Menteri Per­tanian, Syahrul Yasin Limpo, berharap agar Komisi Pembe­rantasan Korupsi (KPK) terus mengawasi seluruh program di lembaga pembina sektor perta­nian tersebut.

JAKARTA, NEWSURBAN.ID — Menteri Per­tanian, Syahrul Yasin Limpo (SYL) mengatakan, pengawasan seluruh program di Kementan, tujuannya agar pemanfaatan anggaran tidak di luar jalur serta tercapainya transparansi pada setiap pelak­sanaan kebijakan Kementan.

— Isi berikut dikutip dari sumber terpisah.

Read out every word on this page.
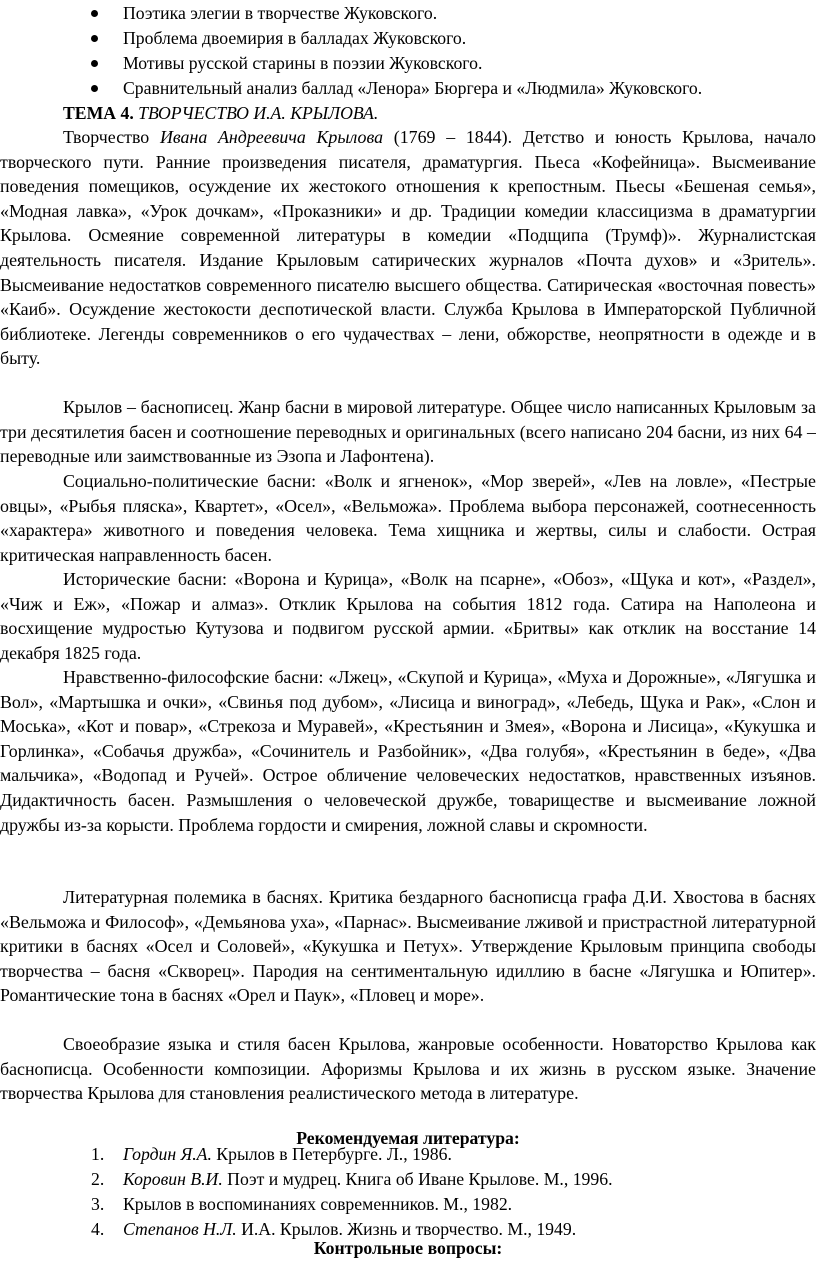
Поэтика элегии в творчестве Жуковского.
Проблема двоемирия в балладах Жуковского.
Мотивы русской старины в поэзии Жуковского.
Сравнительный анализ баллад «Ленора» Бюргера и «Людмила» Жуковского.
ТЕМА 4. ТВОРЧЕСТВО И.А. КРЫЛОВА.

Творчество Ивана Андреевича Крылова (1769 – 1844). Детство и юность Крылова, начало творческого пути. Ранние произведения писателя, драматургия. Пьеса «Кофейница». Высмеивание поведения помещиков, осуждение их жестокого отношения к крепостным. Пьесы «Бешеная семья», «Модная лавка», «Урок дочкам», «Проказники» и др. Традиции комедии классицизма в драматургии Крылова. Осмеяние современной литературы в комедии «Подщипа (Трумф)». Журналистская деятельность писателя. Издание Крыловым сатирических журналов «Почта духов» и «Зритель». Высмеивание недостатков современного писателю высшего общества. Сатирическая «восточная повесть» «Каиб». Осуждение жестокости деспотической власти. Служба Крылова в Императорской Публичной библиотеке. Легенды современников о его чудачествах – лени, обжорстве, неопрятности в одежде и в быту.

Крылов – баснописец. Жанр басни в мировой литературе. Общее число написанных Крыловым за три десятилетия басен и соотношение переводных и оригинальных (всего написано 204 басни, из них 64 – переводные или заимствованные из Эзопа и Лафонтена).

Социально-политические басни: «Волк и ягненок», «Мор зверей», «Лев на ловле», «Пестрые овцы», «Рыбья пляска», Квартет», «Осел», «Вельможа». Проблема выбора персонажей, соотнесенность «характера» животного и поведения человека. Тема хищника и жертвы, силы и слабости. Острая критическая направленность басен.

Исторические басни: «Ворона и Курица», «Волк на псарне», «Обоз», «Щука и кот», «Раздел», «Чиж и Еж», «Пожар и алмаз». Отклик Крылова на события 1812 года. Сатира на Наполеона и восхищение мудростью Кутузова и подвигом русской армии. «Бритвы» как отклик на восстание 14 декабря 1825 года.

Нравственно-философские басни: «Лжец», «Скупой и Курица», «Муха и Дорожные», «Лягушка и Вол», «Мартышка и очки», «Свинья под дубом», «Лисица и виноград», «Лебедь, Щука и Рак», «Слон и Моська», «Кот и повар», «Стрекоза и Муравей», «Крестьянин и Змея», «Ворона и Лисица», «Кукушка и Горлинка», «Собачья дружба», «Сочинитель и Разбойник», «Два голубя», «Крестьянин в беде», «Два мальчика», «Водопад и Ручей». Острое обличение человеческих недостатков, нравственных изъянов. Дидактичность басен. Размышления о человеческой дружбе, товариществе и высмеивание ложной дружбы из-за корысти. Проблема гордости и смирения, ложной славы и скромности.

Литературная полемика в баснях. Критика бездарного баснописца графа Д.И. Хвостова в баснях «Вельможа и Философ», «Демьянова уха», «Парнас». Высмеивание лживой и пристрастной литературной критики в баснях «Осел и Соловей», «Кукушка и Петух». Утверждение Крыловым принципа свободы творчества – басня «Скворец». Пародия на сентиментальную идиллию в басне «Лягушка и Юпитер». Романтические тона в баснях «Орел и Паук», «Пловец и море».

Своеобразие языка и стиля басен Крылова, жанровые особенности. Новаторство Крылова как баснописца. Особенности композиции. Афоризмы Крылова и их жизнь в русском языке. Значение творчества Крылова для становления реалистического метода в литературе.

Рекомендуемая литература:
1. Гордин Я.А. Крылов в Петербурге. Л., 1986.
2. Коровин В.И. Поэт и мудрец. Книга об Иване Крылове. М., 1996.
3. Крылов в воспоминаниях современников. М., 1982.
4. Степанов Н.Л. И.А. Крылов. Жизнь и творчество. М., 1949.
Контрольные вопросы:
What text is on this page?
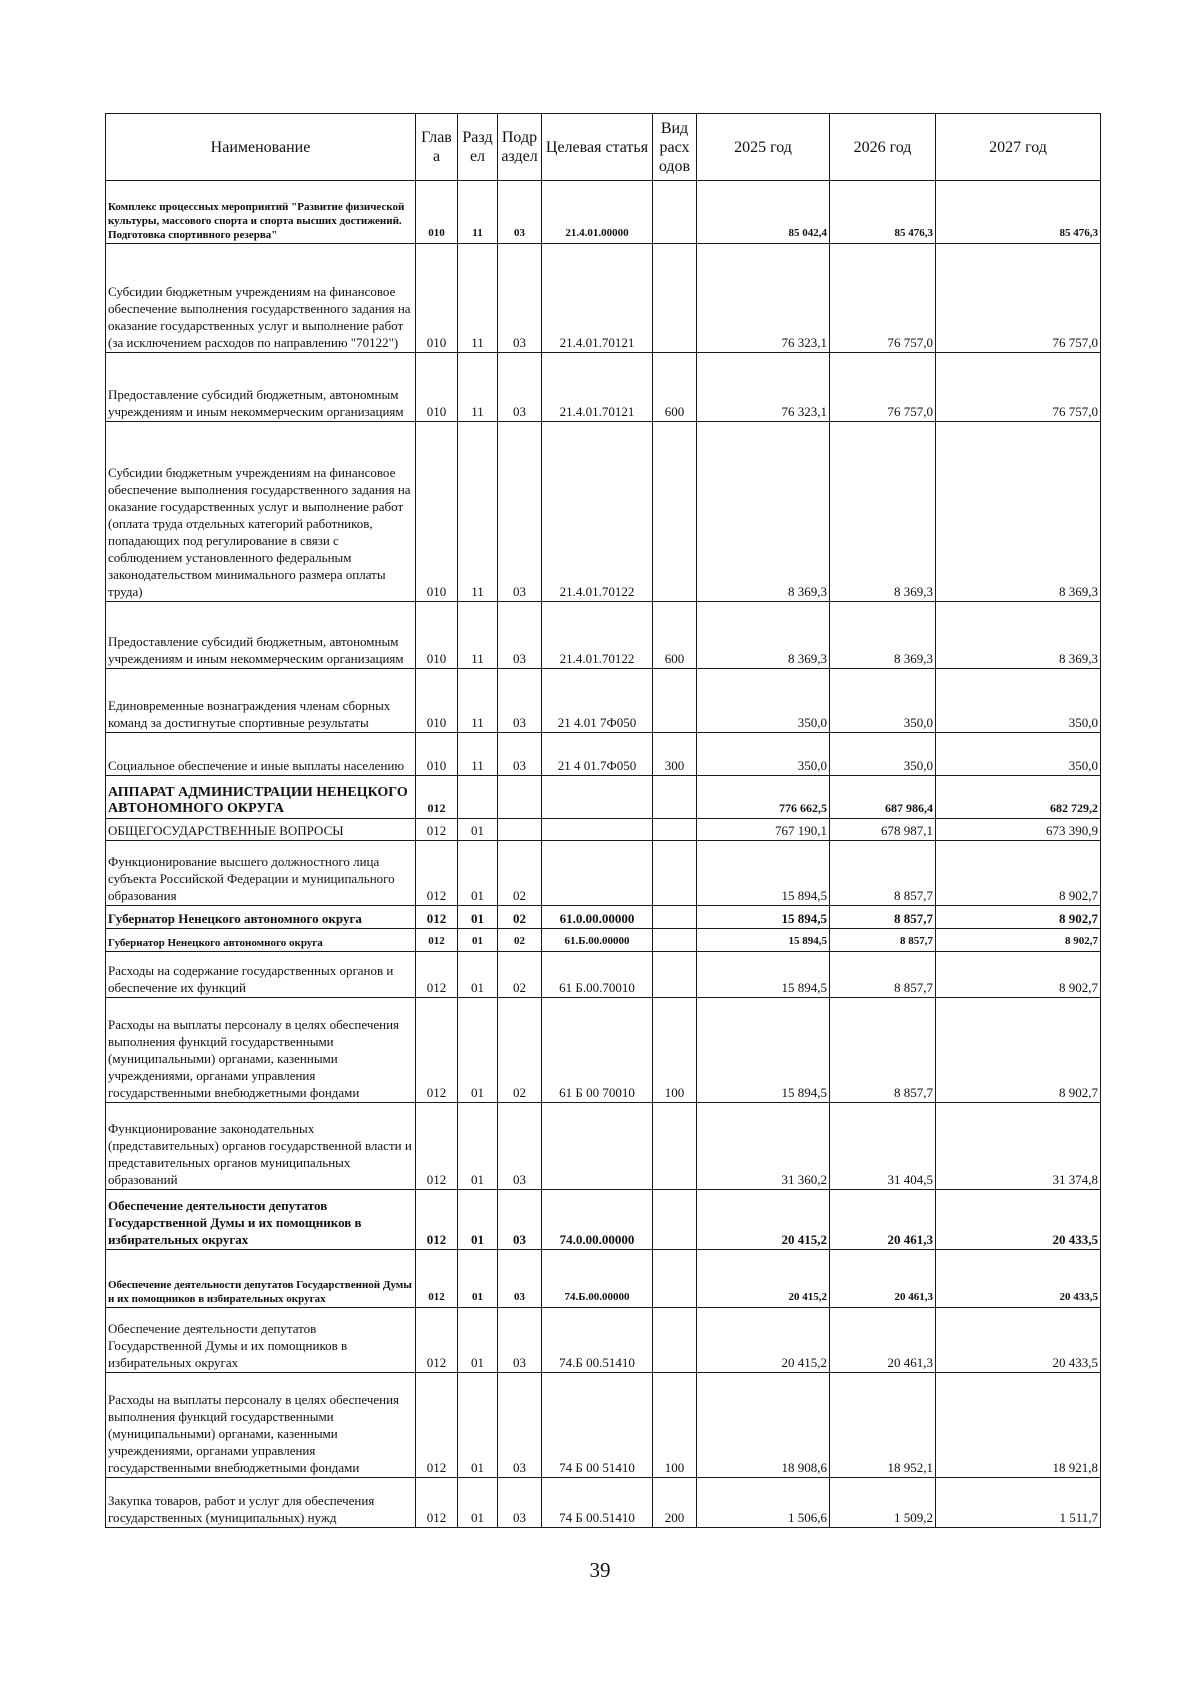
Наименование	Глав а	Разд ел	Подр аздел	Целевая статья	Вид расх одов	2025 год	2026 год	2027 год
Комплекс процессных мероприятий "Развитие физической культуры, массового спорта и спорта высших достижений. Подготовка спортивного резерва"	010	11	03	21.4.01.00000		85 042,4	85 476,3	85 476,3
Субсидии бюджетным учреждениям на финансовое обеспечение выполнения государственного задания на оказание государственных услуг и выполнение работ (за исключением расходов по направлению "70122")	010	11	03	21.4.01.70121		76 323,1	76 757,0	76 757,0
Предоставление субсидий бюджетным, автономным учреждениям и иным некоммерческим организациям	010	11	03	21.4.01.70121	600	76 323,1	76 757,0	76 757,0
Субсидии бюджетным учреждениям на финансовое обеспечение выполнения государственного задания на оказание государственных услуг и выполнение работ (оплата труда отдельных категорий работников, попадающих под регулирование в связи с соблюдением установленного федеральным законодательством минимального размера оплаты труда)	010	11	03	21.4.01.70122		8 369,3	8 369,3	8 369,3
Предоставление субсидий бюджетным, автономным учреждениям и иным некоммерческим организациям	010	11	03	21.4.01.70122	600	8 369,3	8 369,3	8 369,3
Единовременные вознаграждения членам сборных команд за достигнутые спортивные результаты	010	11	03	21 4.01 7Ф050		350,0	350,0	350,0
Социальное обеспечение и иные выплаты населению	010	11	03	21 4 01.7Ф050	300	350,0	350,0	350,0
АППАРАТ АДМИНИСТРАЦИИ НЕНЕЦКОГО АВТОНОМНОГО ОКРУГА	012					776 662,5	687 986,4	682 729,2
ОБЩЕГОСУДАРСТВЕННЫЕ ВОПРОСЫ	012	01				767 190,1	678 987,1	673 390,9
Функционирование высшего должностного лица субъекта Российской Федерации и муниципального образования	012	01	02			15 894,5	8 857,7	8 902,7
Губернатор Ненецкого автономного округа	012	01	02	61.0.00.00000		15 894,5	8 857,7	8 902,7
Губернатор Ненецкого автономного округа	012	01	02	61.Б.00.00000		15 894,5	8 857,7	8 902,7
Расходы на содержание государственных органов и обеспечение их функций	012	01	02	61 Б.00.70010		15 894,5	8 857,7	8 902,7
Расходы на выплаты персоналу в целях обеспечения выполнения функций государственными (муниципальными) органами, казенными учреждениями, органами управления государственными внебюджетными фондами	012	01	02	61 Б 00 70010	100	15 894,5	8 857,7	8 902,7
Функционирование законодательных (представительных) органов государственной власти и представительных органов муниципальных образований	012	01	03			31 360,2	31 404,5	31 374,8
Обеспечение деятельности депутатов Государственной Думы и их помощников в избирательных округах	012	01	03	74.0.00.00000		20 415,2	20 461,3	20 433,5
Обеспечение деятельности депутатов Государственной Думы и их помощников в избирательных округах	012	01	03	74.Б.00.00000		20 415,2	20 461,3	20 433,5
Обеспечение деятельности депутатов Государственной Думы и их помощников в избирательных округах	012	01	03	74.Б 00.51410		20 415,2	20 461,3	20 433,5
Расходы на выплаты персоналу в целях обеспечения выполнения функций государственными (муниципальными) органами, казенными учреждениями, органами управления государственными внебюджетными фондами	012	01	03	74 Б 00 51410	100	18 908,6	18 952,1	18 921,8
Закупка товаров, работ и услуг для обеспечения государственных (муниципальных) нужд	012	01	03	74 Б 00.51410	200	1 506,6	1 509,2	1 511,7
39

“Kami berharap KPK selalu memberikan arahan kepada jajaran di Kementan agar se­luruh program yang ada da­pat dilaksanakan sesuai target yang telah ditetapkan,” ung­kap Mentan, di Jakarta, Selasa (22/12).

Baca Juga: KPK dan Kejagung Didesak Usut Laporan Dugaan Korupsi Mentan SYL

Dia menambahkan pihaknya menghendaki semua kegiatan selalu berdasarkan pada SOP (Standar Operasional Prose­dur), yang mana kegiatannya taat pada ketentuan Perundang-undangan dan tidak korupsi.

“Di sisi lain, kami juga membuka aspirasi masyarakat, seperti membangun Whistle Blowing System (WBS), dan saluran aspirasi lain yang di­kembangkan oleh unit kerja di lingkup Kementan,” tambah Syahrul.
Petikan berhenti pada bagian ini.